NSAIDs, nitric oxide, H2O2, PGG2 and some hydroperoxide – containing compounds serve as
allosteric regulators of COX wherein NSAIDs are deactivators and the rest are activators. Thus,
one of the modes of regulation of COX is allosteric modification. Aside from allosteric regulation,
COX-1 and COX-2 can be transcriptionally controlled by Protein-Tyrosine-Kinase (PTK),
vanadate (VO4
3+
), cytokines and interleukins (9), (15).
Figure 5 Pathways of Arachidonic acid metabolism (5)

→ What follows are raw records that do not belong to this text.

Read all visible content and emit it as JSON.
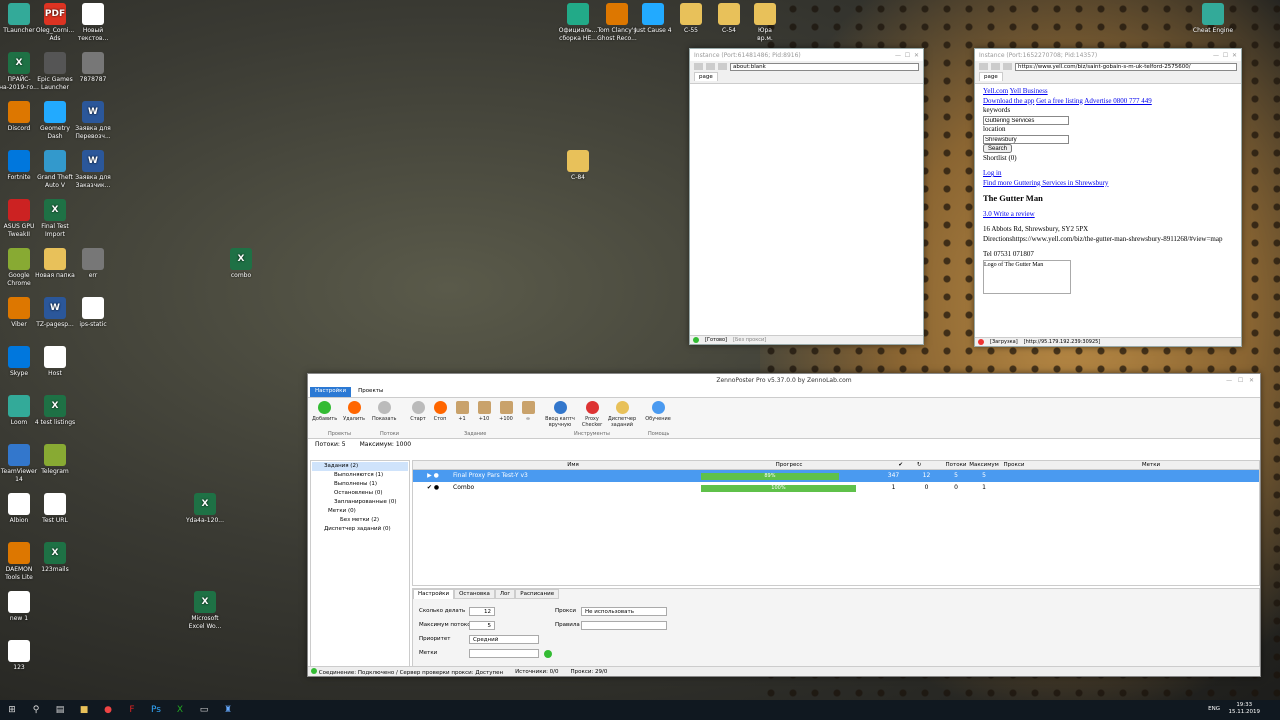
{
  "desktop": {
    "icons_left": [
      {
        "label": "TLauncher",
        "type": "app"
      },
      {
        "label": "Oleg_Corni...\nAds",
        "type": "pdf"
      },
      {
        "label": "Новый\nтекстов...",
        "type": "doc"
      },
      {
        "label": "ПРАЙС-\nна-2019-го...",
        "type": "xl"
      },
      {
        "label": "Epic Games\nLauncher",
        "type": "app"
      },
      {
        "label": "7878787",
        "type": "img"
      },
      {
        "label": "Discord",
        "type": "app"
      },
      {
        "label": "Geometry\nDash",
        "type": "app"
      },
      {
        "label": "Заявка для\nПеревозч...",
        "type": "wd"
      },
      {
        "label": "Fortnite",
        "type": "app"
      },
      {
        "label": "Grand Theft\nAuto V",
        "type": "app"
      },
      {
        "label": "Заявка для\nЗаказчик...",
        "type": "wd"
      },
      {
        "label": "ASUS GPU\nTweakII",
        "type": "app"
      },
      {
        "label": "Final Test\nImport",
        "type": "xl"
      },
      {
        "label": "Google\nChrome",
        "type": "app"
      },
      {
        "label": "Новая папка",
        "type": "fold"
      },
      {
        "label": "err",
        "type": "img"
      },
      {
        "label": "Viber",
        "type": "app"
      },
      {
        "label": "TZ-pagesp...",
        "type": "wd"
      },
      {
        "label": "ips-static",
        "type": "doc"
      },
      {
        "label": "Skype",
        "type": "app"
      },
      {
        "label": "Host",
        "type": "doc"
      },
      {
        "label": "Loom",
        "type": "app"
      },
      {
        "label": "4 test listings",
        "type": "xl"
      },
      {
        "label": "TeamViewer\n14",
        "type": "app"
      },
      {
        "label": "Telegram",
        "type": "app"
      },
      {
        "label": "Albion",
        "type": "doc"
      },
      {
        "label": "Test URL",
        "type": "doc"
      },
      {
        "label": "DAEMON\nTools Lite",
        "type": "app"
      },
      {
        "label": "123mails",
        "type": "xl"
      },
      {
        "label": "new 1",
        "type": "doc"
      },
      {
        "label": "123",
        "type": "doc"
      }
    ],
    "icons_misc": [
      {
        "label": "combo",
        "type": "xl"
      },
      {
        "label": "C-84",
        "type": "fold"
      },
      {
        "label": "Yda4a-120...",
        "type": "xl"
      },
      {
        "label": "Microsoft\nExcel Wo...",
        "type": "xl"
      }
    ],
    "icons_top": [
      {
        "label": "Официаль...\nсборка HE...",
        "type": "app"
      },
      {
        "label": "Tom Clancy's\nGhost Reco...",
        "type": "app"
      },
      {
        "label": "Just Cause 4",
        "type": "app"
      },
      {
        "label": "C-55",
        "type": "fold"
      },
      {
        "label": "C-54",
        "type": "fold"
      },
      {
        "label": "Юра\nвр.м.",
        "type": "fold"
      },
      {
        "label": "Cheat Engine",
        "type": "app"
      }
    ]
  },
  "browser1": {
    "title": "Instance (Port:61481486; Pid:8916)",
    "url": "about:blank",
    "tab": "page",
    "status_ready": "[Готово]",
    "status_proxy": "[Без прокси]"
  },
  "browser2": {
    "title": "Instance (Port:1652270708; Pid:14357)",
    "url": "https://www.yell.com/biz/saint-gobain-s-m-uk-telford-2575600/",
    "tab": "page",
    "status_load": "[Загрузка]",
    "status_proxy": "[http://95.179.192.239:30925]",
    "content": {
      "link1": "Yell.com",
      "link2": "Yell Business",
      "link3": "Download the app",
      "link4": "Get a free listing",
      "link5": "Advertise 0800 777 449",
      "keywords_label": "keywords",
      "keywords_value": "Guttering Services",
      "location_label": "location",
      "location_value": "Shrewsbury",
      "search_btn": "Search",
      "shortlist": "Shortlist (0)",
      "login": "Log in",
      "find_more": "Find more Guttering Services in Shrewsbury",
      "business": "The Gutter Man",
      "rating": "3.0 Write a review",
      "address": "16 Abbots Rd, Shrewsbury, SY2 5PX",
      "directions": "Directionshttps://www.yell.com/biz/the-gutter-man-shrewsbury-8911268/#view=map",
      "tel": "Tel 07531 071807",
      "logo_alt": "Logo of The Gutter Man"
    }
  },
  "zenno": {
    "title": "ZennoPoster Pro v5.37.0.0 by ZennoLab.com",
    "ribbon_tabs": [
      "Настройки",
      "Проекты"
    ],
    "buttons": [
      "Добавить",
      "Удалить",
      "Показать",
      "Старт",
      "Стоп",
      "+1",
      "+10",
      "+100",
      "∞",
      "Ввод каптч вручную",
      "Proxy Checker",
      "Диспетчер заданий",
      "Обучение"
    ],
    "groups": [
      "Проекты",
      "Потоки",
      "Задание",
      "Инструменты",
      "Помощь"
    ],
    "threads": "Потоки: 5",
    "max": "Максимум: 1000",
    "tree": [
      "Задания (2)",
      "Выполняются (1)",
      "Выполнены (1)",
      "Остановлены (0)",
      "Запланированные (0)",
      "Метки (0)",
      "Без метки (2)",
      "Диспетчер заданий (0)"
    ],
    "columns": [
      "Имя",
      "Прогресс",
      "Потоки",
      "Максимум",
      "Прокси",
      "Метки"
    ],
    "rows": [
      {
        "name": "Final Proxy Pars Test-Y v3",
        "progress": "89%",
        "pct": 89,
        "done": "347",
        "retries": "12",
        "threads": "5",
        "max": "5"
      },
      {
        "name": "Combo",
        "progress": "100%",
        "pct": 100,
        "done": "1",
        "retries": "0",
        "threads": "0",
        "max": "1"
      }
    ],
    "bottom_tabs": [
      "Настройки",
      "Остановка",
      "Лог",
      "Расписание"
    ],
    "fields": {
      "count_label": "Сколько делать",
      "count": "12",
      "maxthreads_label": "Максимум потоков",
      "maxthreads": "5",
      "priority_label": "Приоритет",
      "priority": "Средний",
      "tags_label": "Метки",
      "proxy_label": "Прокси",
      "proxy": "Не использовать",
      "rules_label": "Правила"
    },
    "status": {
      "conn": "Соединение: Подключено / Сервер проверки прокси: Доступен",
      "sources": "Источники: 0/0",
      "proxies": "Прокси: 29/0"
    }
  },
  "taskbar": {
    "lang": "ENG",
    "time": "19:33",
    "date": "15.11.2019"
  }
}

Figure 5 shows the pathways of AA metabolism. When cyclooxygenase pathway is restricted due
to inhibitors, AA can either be converted to hydroperoxyeicosatetraenoic acid (HPETE) via
Lipoxygenase pathway or Epoxyeicosatrienoic acid (EET) via Cytochrome P450 and epoxygenase
pathway.
E. Significance to Human Health and Associated Diseases
1. Significance to Human Health
Cyclooxygenase catalyzes the cyclization and bisoxygenation of AA, forming PGG2, and
reduction of PGG2 to PGH2. PGH2 derives prostaglandins, prostacyclins and thromboxanes that
have specific functions. PGE2 and PGI2 are responsible for inflammatory action, hyperalgesia,
pyrexia, vasoconstriction and vasodilation of visceral muscles (except in respiratory tract),
gastrointestinal mucus secretion, angiogenesis induction, speeding up of renal blood flow,
regulation of gastric acid secretion, and GI cytoprotection. On the other hand, thromboxanes
regulate thrombosis, vasocontraction of blood vessels and inflammation. Brochocontraction and
brochorelaxation in the respiratory tract are best facilitated by PGD2 and PGF2 (9).
2. Associated Diseases
Cyclooxygenase had been speculated for being involved in turmorigenesis via induced
angiogenesis and neurodegenerative diseases known as Alzheimer’s disease (AD) through
inflammation of neurons. However, those speculations remain obscure and unexplained. Studies
show that intake of NSAIDs could actually decrease the risk of having cancer and AD (9).